When deciding whether to grant permission to carry out destructive sampling on specimens in our care we evaluate a number of criteria. To permit fullest consideration of your request, we ask the investigator to:
- Provide a brief description of the project and why destructive sampling of our specimens is necessary.
- Demonstrate that the techniques being used have been successful and that the investigator is proficient in such techniques.
- Demonstrate that other institutions (including other natural history collections and zoos) have been approached for material, and why newly collected samples from the field are impractical.
- In the event that permission is granted, return material to us, if requested. Examples of such returns include purified or amplified DNA aliquots, slides of sectioned teeth or tissue, cleared and stained glans, or mounted hairs.

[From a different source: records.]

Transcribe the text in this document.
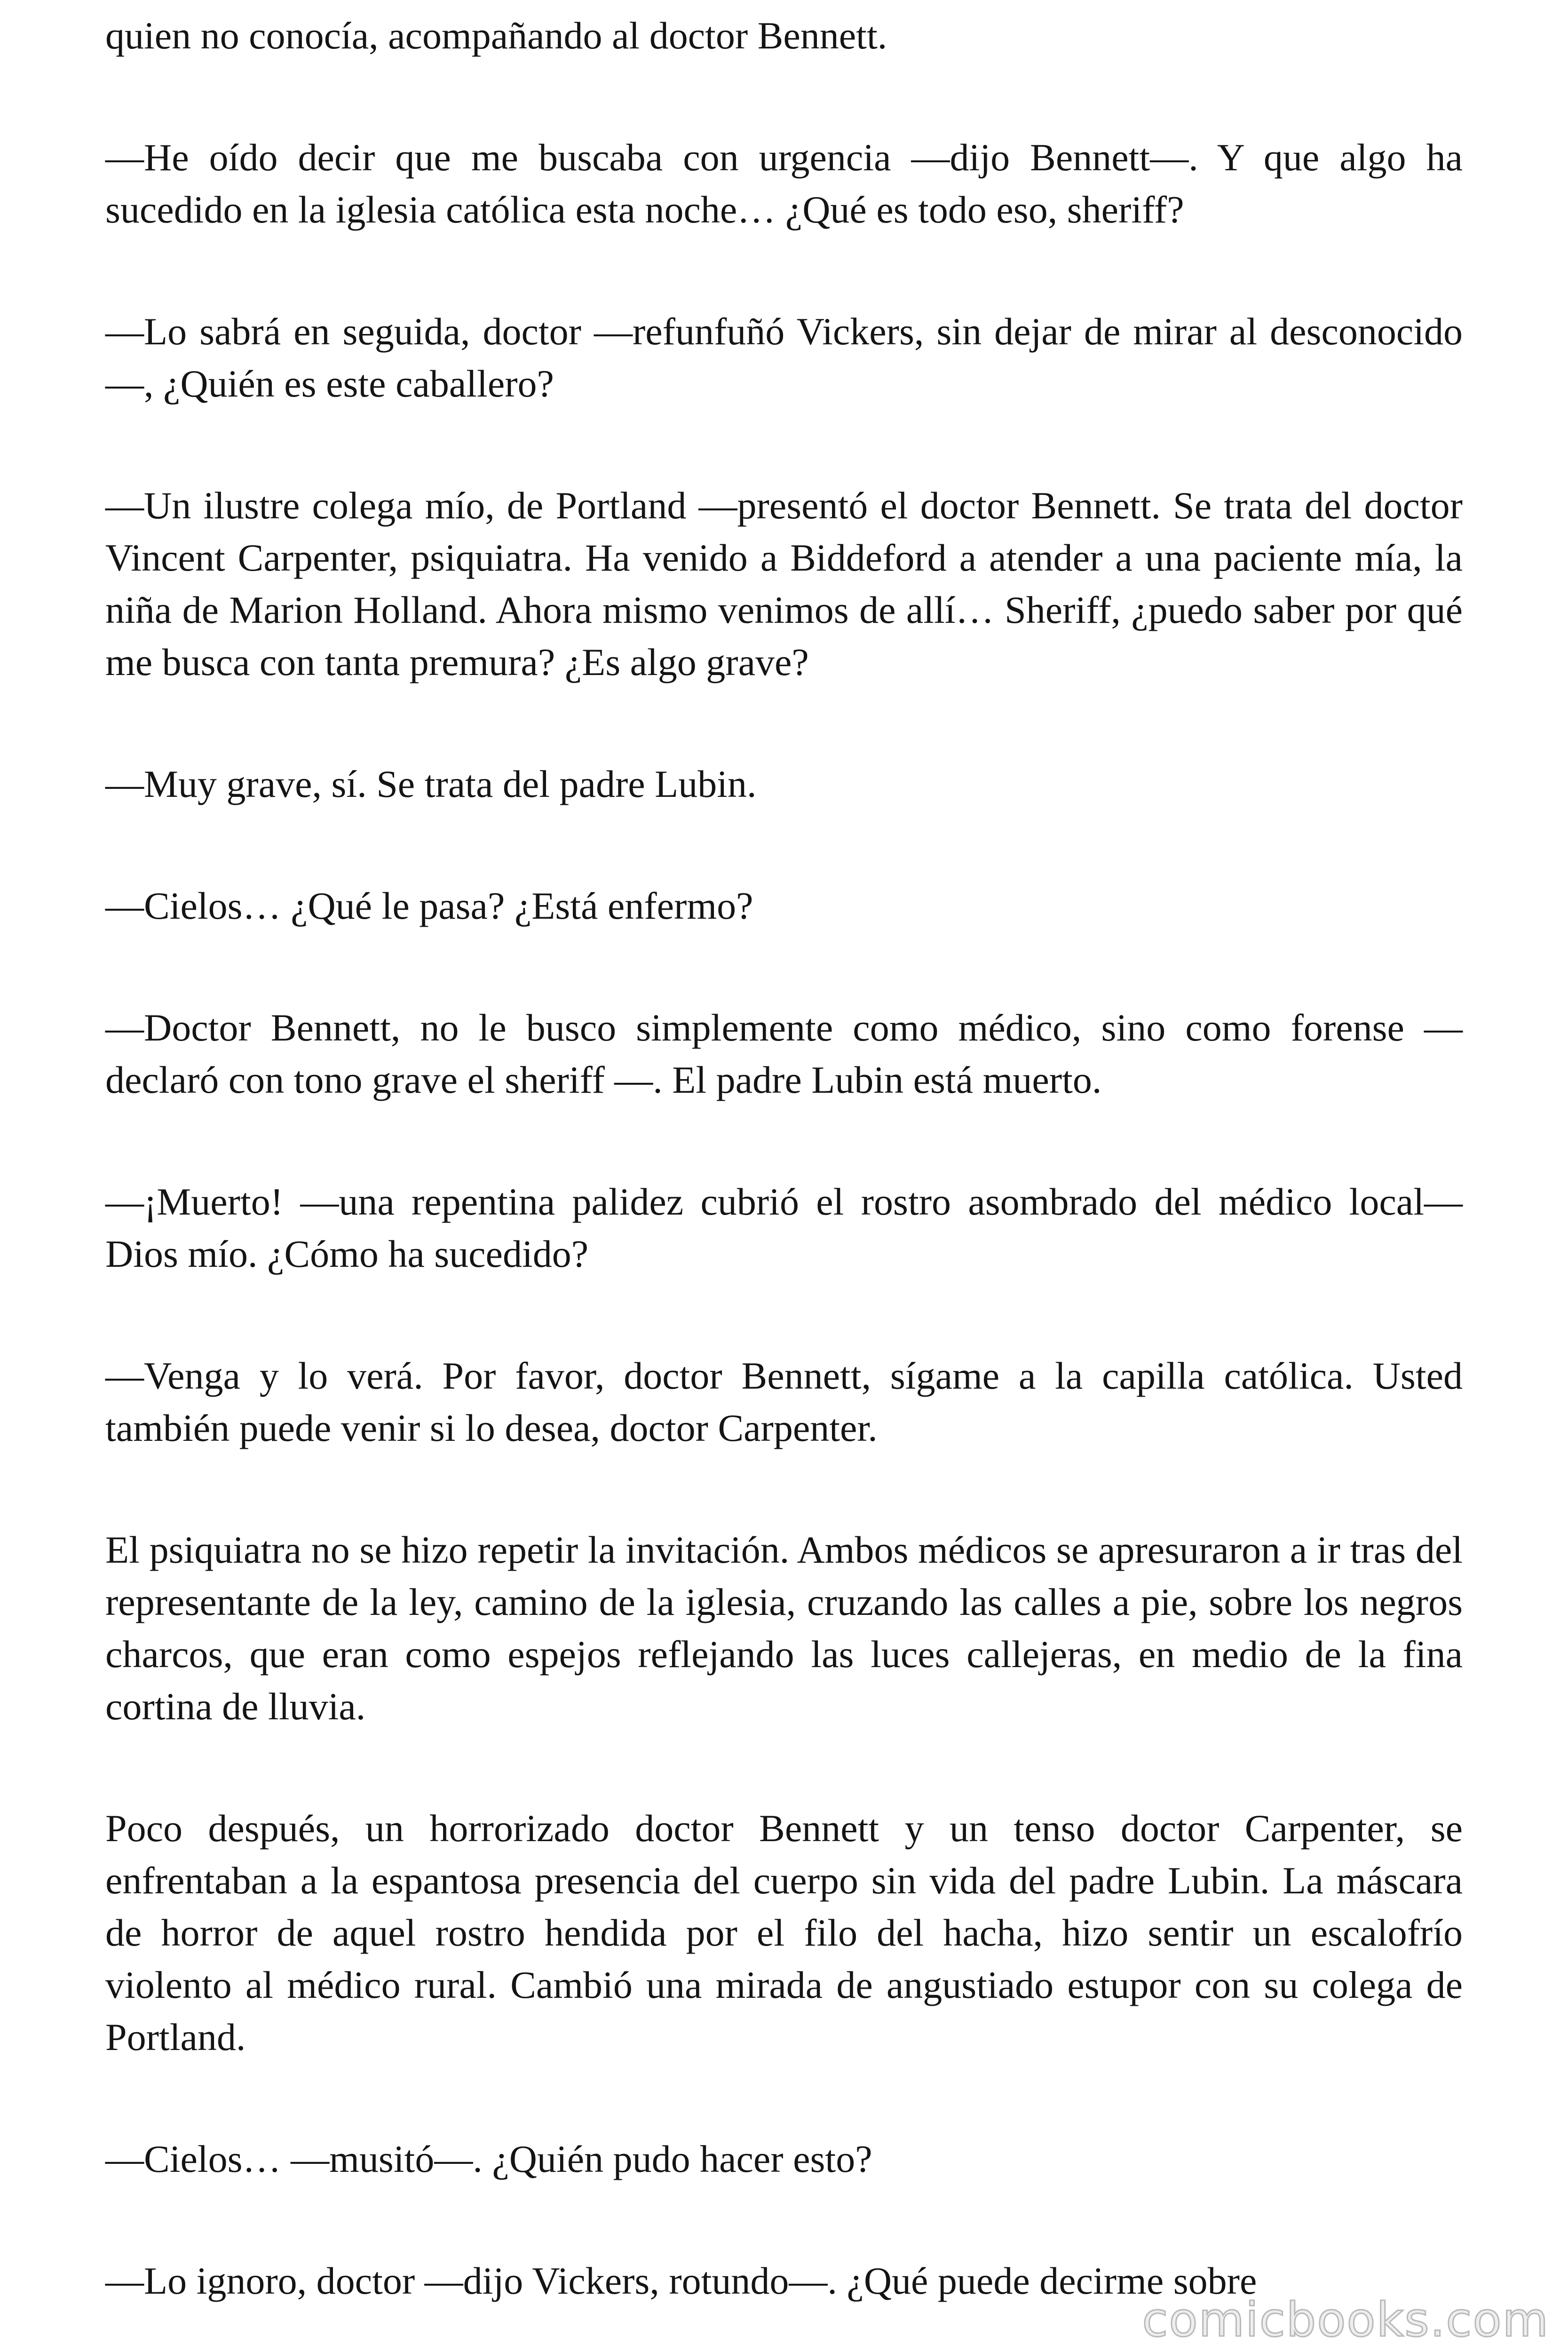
quien no conocía, acompañando al doctor Bennett.

—He oído decir que me buscaba con urgencia —dijo Bennett—. Y que algo ha sucedido en la iglesia católica esta noche… ¿Qué es todo eso, sheriff?

—Lo sabrá en seguida, doctor —refunfuñó Vickers, sin dejar de mirar al desconocido—, ¿Quién es este caballero?

—Un ilustre colega mío, de Portland —presentó el doctor Bennett. Se trata del doctor Vincent Carpenter, psiquiatra. Ha venido a Biddeford a atender a una paciente mía, la niña de Marion Holland. Ahora mismo venimos de allí… Sheriff, ¿puedo saber por qué me busca con tanta premura? ¿Es algo grave?

—Muy grave, sí. Se trata del padre Lubin.

—Cielos… ¿Qué le pasa? ¿Está enfermo?

—Doctor Bennett, no le busco simplemente como médico, sino como forense —declaró con tono grave el sheriff —. El padre Lubin está muerto.

—¡Muerto! —una repentina palidez cubrió el rostro asombrado del médico local— Dios mío. ¿Cómo ha sucedido?

—Venga y lo verá. Por favor, doctor Bennett, sígame a la capilla católica. Usted también puede venir si lo desea, doctor Carpenter.

El psiquiatra no se hizo repetir la invitación. Ambos médicos se apresuraron a ir tras del representante de la ley, camino de la iglesia, cruzando las calles a pie, sobre los negros charcos, que eran como espejos reflejando las luces callejeras, en medio de la fina cortina de lluvia.

Poco después, un horrorizado doctor Bennett y un tenso doctor Carpenter, se enfrentaban a la espantosa presencia del cuerpo sin vida del padre Lubin. La máscara de horror de aquel rostro hendida por el filo del hacha, hizo sentir un escalofrío violento al médico rural. Cambió una mirada de angustiado estupor con su colega de Portland.

—Cielos… —musitó—. ¿Quién pudo hacer esto?

—Lo ignoro, doctor —dijo Vickers, rotundo—. ¿Qué puede decirme sobre

comicbooks.com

Requests for skin samples to be used in biochemical studies involve additional issues. Specific concerns, in addition to the ones listed above include:
- Is the amount of material being requested sufficient for the technique? Can a smaller piece be used?
- Can material such as cartilage or tissue left on the underside of the skin be used instead of skin itself? Can material from fluid preserved specimens be used, given that most of these have been preserved in formalin for at least a few days?
Even after you have satisfied the above criteria, we may still deny permission to conduct destructive sampling on specimens in our care. These decisions are made to best conserve specimens that grow ever more indispensable as natural populations of various mammalian species continue to disappear. Thank you for your cooperation.